2º - Na verdade, tal limitação ou restrição traduz mera decorrência das finalidades constitucionalmente atribuídas ao sistema fiscal e do princípio da igualdade na repartição dos encargos públicos, bem como da regra de que devem ser prioritariamente os beneficiários de uma actividade económica, exercida com fins lucrativos, a fornecer os meios financeiros indispensáveis ao prosseguimento de tal actividade.
3º- Termos em que deverá ser julgado procedente o presente recurso.
3. Corridos os vistos legais, cumpre apreciar e decidir.
II Fundamentação
4. O objecto do presente recurso é a norma ínsita no artigo 7º do Decreto-Lei nº 387-B/87, após a alteração introduzida pela Lei nº 46/96, de 3 de Setembro, o qual dispõe que: As sociedades, os comerciantes em nome individual nas causas relativas ao exercício do comércio e os estabelecimentos individuais de responsabilidade limitada têm direito à dispensa, total ou parcial, de preparos e do pagamento de custas ou ao seu diferimento, quando o respectivo montante seja consideravelmente superior às possibilidades económicas daqueles, aferidas designadamente em função do volume de negócios, do valor do capital ou do património e número de trabalhadores ao seu serviço.

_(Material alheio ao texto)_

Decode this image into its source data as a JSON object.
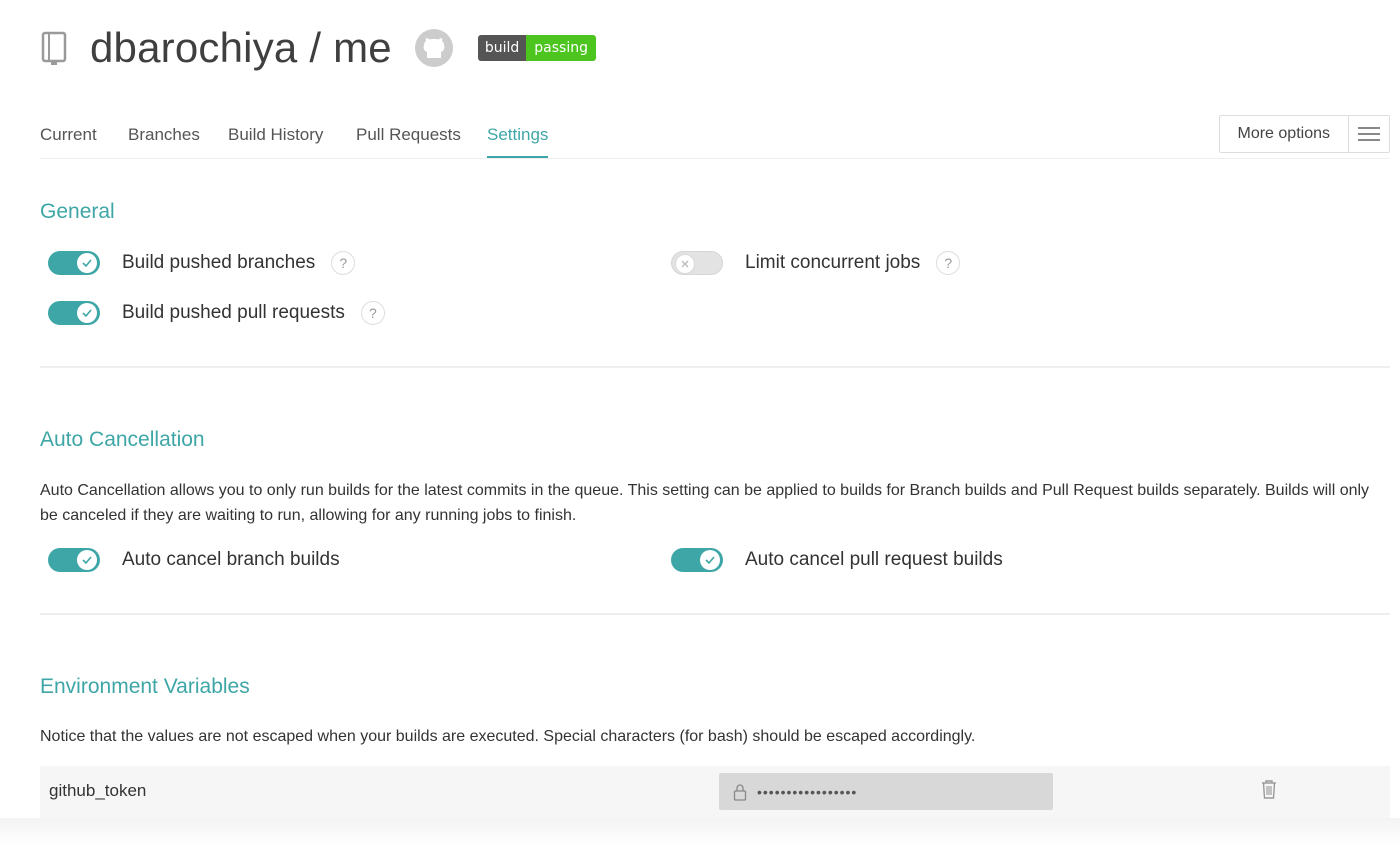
{
  "header": {
    "repo_title": "dbarochiya / me",
    "badge": {
      "left": "build",
      "right": "passing",
      "color": "#4cc61e"
    }
  },
  "tabs": [
    {
      "label": "Current"
    },
    {
      "label": "Branches"
    },
    {
      "label": "Build History"
    },
    {
      "label": "Pull Requests"
    },
    {
      "label": "Settings",
      "active": true
    }
  ],
  "more_options": {
    "label": "More options"
  },
  "general": {
    "title": "General",
    "settings": [
      {
        "label": "Build pushed branches",
        "enabled": true,
        "help": "?"
      },
      {
        "label": "Limit concurrent jobs",
        "enabled": false,
        "help": "?"
      },
      {
        "label": "Build pushed pull requests",
        "enabled": true,
        "help": "?"
      }
    ]
  },
  "auto_cancellation": {
    "title": "Auto Cancellation",
    "description": "Auto Cancellation allows you to only run builds for the latest commits in the queue. This setting can be applied to builds for Branch builds and Pull Request builds separately. Builds will only be canceled if they are waiting to run, allowing for any running jobs to finish.",
    "settings": [
      {
        "label": "Auto cancel branch builds",
        "enabled": true
      },
      {
        "label": "Auto cancel pull request builds",
        "enabled": true
      }
    ]
  },
  "env_vars": {
    "title": "Environment Variables",
    "description": "Notice that the values are not escaped when your builds are executed. Special characters (for bash) should be escaped accordingly.",
    "rows": [
      {
        "name": "github_token",
        "value": "•••••••••••••••••"
      }
    ]
  },
  "icons": [
    "repo-icon",
    "github-icon",
    "menu-icon",
    "check-icon",
    "x-icon",
    "lock-icon",
    "trash-icon"
  ],
  "colors": {
    "accent": "#3ea6a6",
    "badge_dark": "#555555",
    "badge_green": "#4cc61e"
  }
}
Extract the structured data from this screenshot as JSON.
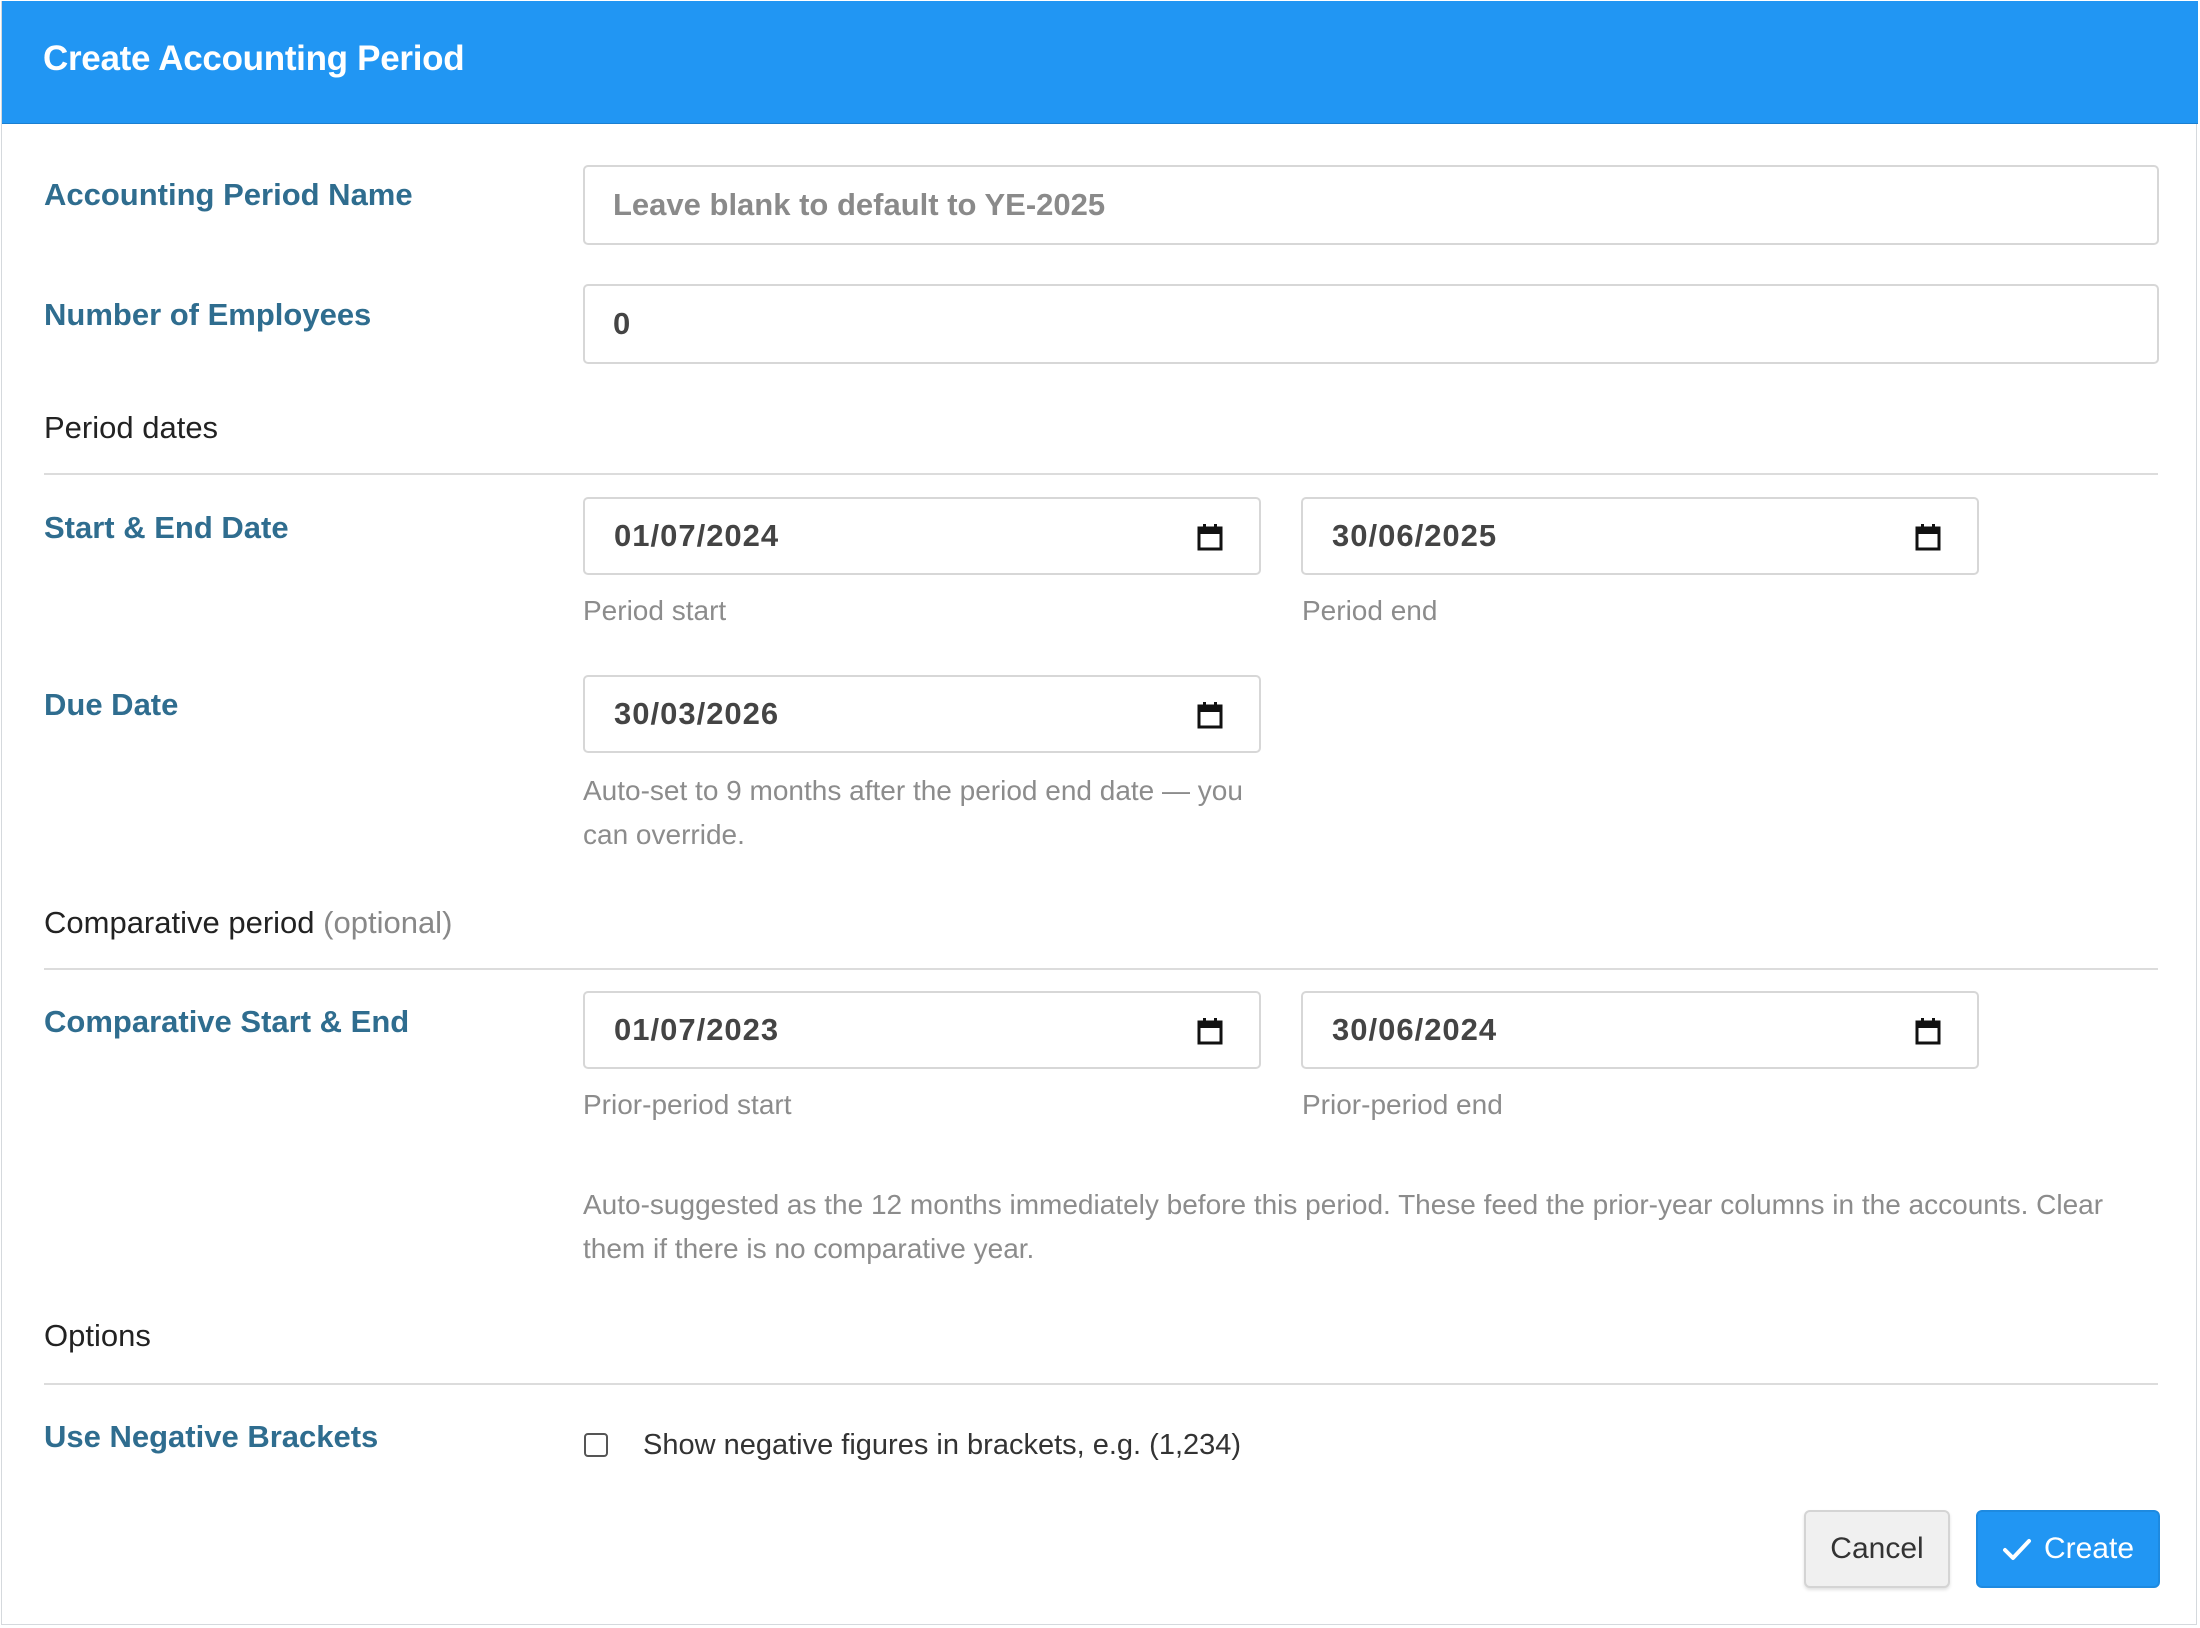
{
  "modal": {
    "title": "Create Accounting Period"
  },
  "fields": {
    "period_name": {
      "label": "Accounting Period Name",
      "value": "",
      "placeholder": "Leave blank to default to YE-2025"
    },
    "employees": {
      "label": "Number of Employees",
      "value": "0"
    }
  },
  "sections": {
    "period_dates": "Period dates",
    "comparative": "Comparative period",
    "comparative_optional": "(optional)",
    "options": "Options"
  },
  "period": {
    "label": "Start & End Date",
    "start": {
      "value": "01/07/2024",
      "help": "Period start"
    },
    "end": {
      "value": "30/06/2025",
      "help": "Period end"
    }
  },
  "due": {
    "label": "Due Date",
    "value": "30/03/2026",
    "help_line1": "Auto-set to 9 months after the period end date — you",
    "help_line2": "can override."
  },
  "comparative": {
    "label": "Comparative Start & End",
    "start": {
      "value": "01/07/2023",
      "help": "Prior-period start"
    },
    "end": {
      "value": "30/06/2024",
      "help": "Prior-period end"
    },
    "note_line1": "Auto-suggested as the 12 months immediately before this period. These feed the prior-year columns in the accounts. Clear",
    "note_line2": "them if there is no comparative year."
  },
  "options": {
    "negative_brackets": {
      "label": "Use Negative Brackets",
      "checkbox_label": "Show negative figures in brackets, e.g. (1,234)",
      "checked": false
    }
  },
  "buttons": {
    "cancel": "Cancel",
    "create": "Create"
  },
  "icons": {
    "date_picker": "calendar-icon",
    "create": "check-icon"
  },
  "colors": {
    "header": "#2196f3",
    "label": "#2f6d8f",
    "primary_button": "#2196f3"
  }
}
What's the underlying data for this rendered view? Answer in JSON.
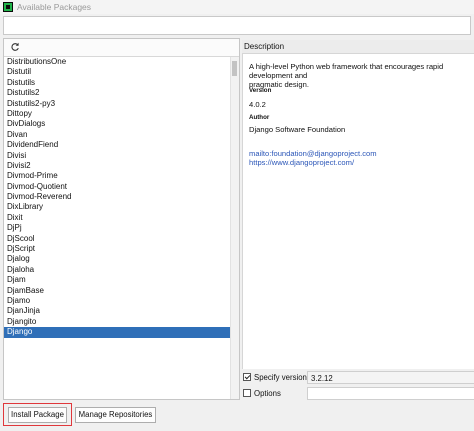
{
  "window": {
    "title": "Available Packages"
  },
  "search": {
    "value": "",
    "placeholder": ""
  },
  "packages": {
    "items": [
      "DistributionsOne",
      "Distutil",
      "Distutils",
      "Distutils2",
      "Distutils2-py3",
      "Dittopy",
      "DivDialogs",
      "Divan",
      "DividendFiend",
      "Divisi",
      "Divisi2",
      "Divmod-Prime",
      "Divmod-Quotient",
      "Divmod-Reverend",
      "DixLibrary",
      "Dixit",
      "DjPj",
      "DjScool",
      "DjScript",
      "Djalog",
      "Djaloha",
      "Djam",
      "DjamBase",
      "Djamo",
      "DjanJinja",
      "Djangito",
      "Django"
    ],
    "selected": "Django"
  },
  "description": {
    "header": "Description",
    "text_line1": "A high-level Python web framework that encourages rapid development and",
    "text_line2": "pragmatic design.",
    "version_label": "Version",
    "version_value": "4.0.2",
    "author_label": "Author",
    "author_value": "Django Software Foundation",
    "email_link": "mailto:foundation@djangoproject.com",
    "web_link": "https://www.djangoproject.com/"
  },
  "options": {
    "specify_version_label": "Specify version",
    "specify_version_checked": true,
    "specify_version_value": "3.2.12",
    "options_label": "Options",
    "options_checked": false
  },
  "buttons": {
    "install": "Install Package",
    "manage": "Manage Repositories"
  },
  "colors": {
    "selection": "#2f6fb8",
    "highlight_box": "#e0383c",
    "link": "#2c57b8"
  }
}
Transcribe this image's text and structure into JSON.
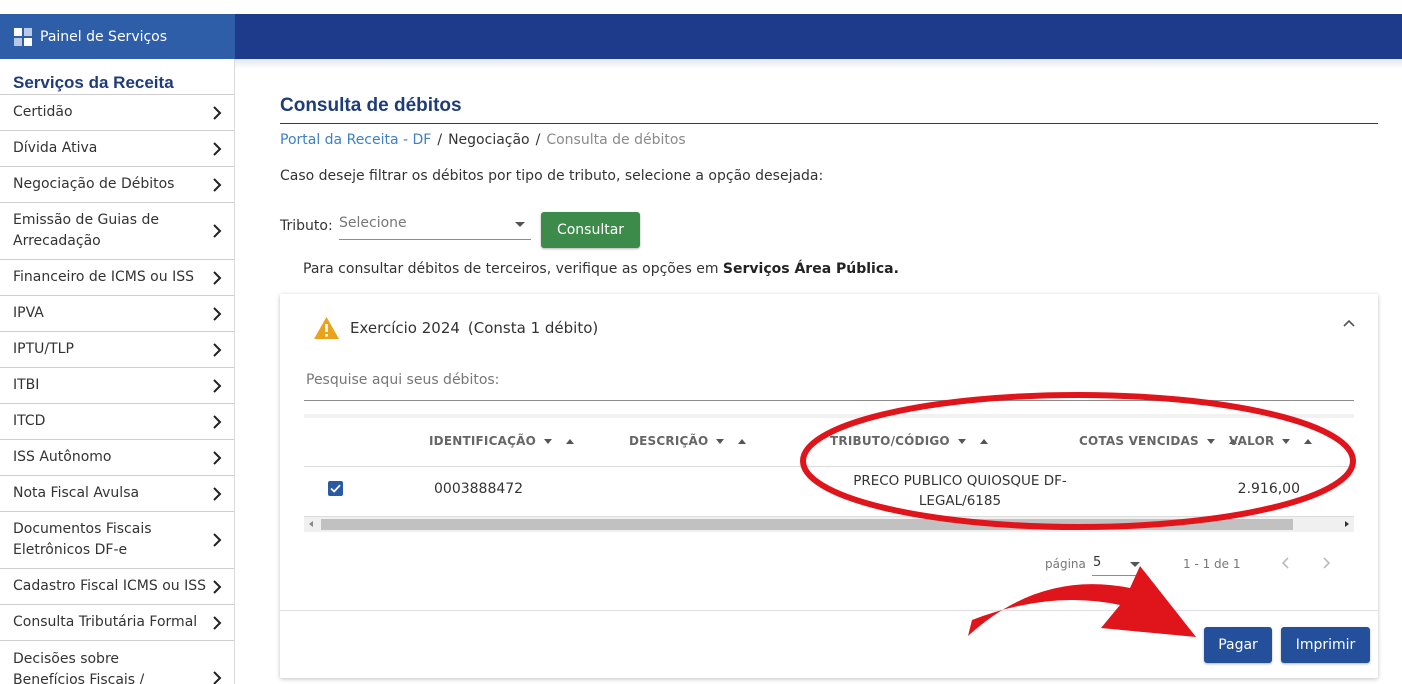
{
  "brand": {
    "title": "Painel de Serviços"
  },
  "sidebar": {
    "title": "Serviços da Receita",
    "items": [
      {
        "label": "Certidão"
      },
      {
        "label": "Dívida Ativa"
      },
      {
        "label": "Negociação de Débitos"
      },
      {
        "label": "Emissão de Guias de Arrecadação"
      },
      {
        "label": "Financeiro de ICMS ou ISS"
      },
      {
        "label": "IPVA"
      },
      {
        "label": "IPTU/TLP"
      },
      {
        "label": "ITBI"
      },
      {
        "label": "ITCD"
      },
      {
        "label": "ISS Autônomo"
      },
      {
        "label": "Nota Fiscal Avulsa"
      },
      {
        "label": "Documentos Fiscais Eletrônicos DF-e"
      },
      {
        "label": "Cadastro Fiscal ICMS ou ISS"
      },
      {
        "label": "Consulta Tributária Formal"
      },
      {
        "label": "Decisões sobre Benefícios Fiscais / Restituições /"
      }
    ]
  },
  "main": {
    "title": "Consulta de débitos",
    "breadcrumb": {
      "link": "Portal da Receita - DF",
      "sep": "/",
      "middle": "Negociação",
      "current": "Consulta de débitos"
    },
    "instruction": "Caso deseje filtrar os débitos por tipo de tributo, selecione a opção desejada:",
    "tributo_label": "Tributo:",
    "tributo_value": "Selecione",
    "consultar_label": "Consultar",
    "terceiros_text": "Para consultar débitos de terceiros, verifique as opções em ",
    "terceiros_bold": "Serviços Área Pública."
  },
  "card": {
    "exercise_title": "Exercício 2024",
    "exercise_count": "(Consta 1 débito)",
    "search_placeholder": "Pesquise aqui seus débitos:",
    "columns": [
      "IDENTIFICAÇÃO",
      "DESCRIÇÃO",
      "TRIBUTO/CÓDIGO",
      "COTAS VENCIDAS",
      "VALOR"
    ],
    "rows": [
      {
        "checked": true,
        "identificacao": "0003888472",
        "descricao": "",
        "tributo_line1": "PRECO PUBLICO QUIOSQUE DF-",
        "tributo_line2": "LEGAL/6185",
        "cotas": "",
        "valor": "2.916,00"
      }
    ],
    "pager": {
      "label": "página",
      "page_size": "5",
      "range": "1 - 1 de 1"
    },
    "pagar_label": "Pagar",
    "imprimir_label": "Imprimir"
  },
  "colors": {
    "topbar": "#1e3a8a",
    "brand": "#2e5ea8",
    "consultar": "#3d8b4a",
    "primary_button": "#24509b",
    "annotation": "#e0151b"
  }
}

No despacho recorrido, foi considerada inconstitucional a interpretação deste preceito segundo a qual às entidades nelas referidas é genericamente recusado o recurso ao apoio judiciário, na forma de protecção jurídica consistente no pagamento do patrocínio judiciário. A inconstitucionalidade daquela interpretação resultaria, nesse despacho, da violação por tal norma do direito de igual acesso à Justiça imposto pelo próprio princípio da igualdade - artigo 13º - e explicitamente consagrado no artigo 20º da Constituição.
5. A interpretação normativa sub judicio foi efectuada pelo tribunal a quo tendo em conta que a Lei nº 46/96 revogou o primitivo nº 4 do mesmo artigo que estipulava genericamente que 'as pessoas colectivas e sociedades têm direito a apoio judiciário, quando façam a prova a que alude o nº
1' e veio restringir o apoio judiciário às pessoas colectivas de fins não lucrativos.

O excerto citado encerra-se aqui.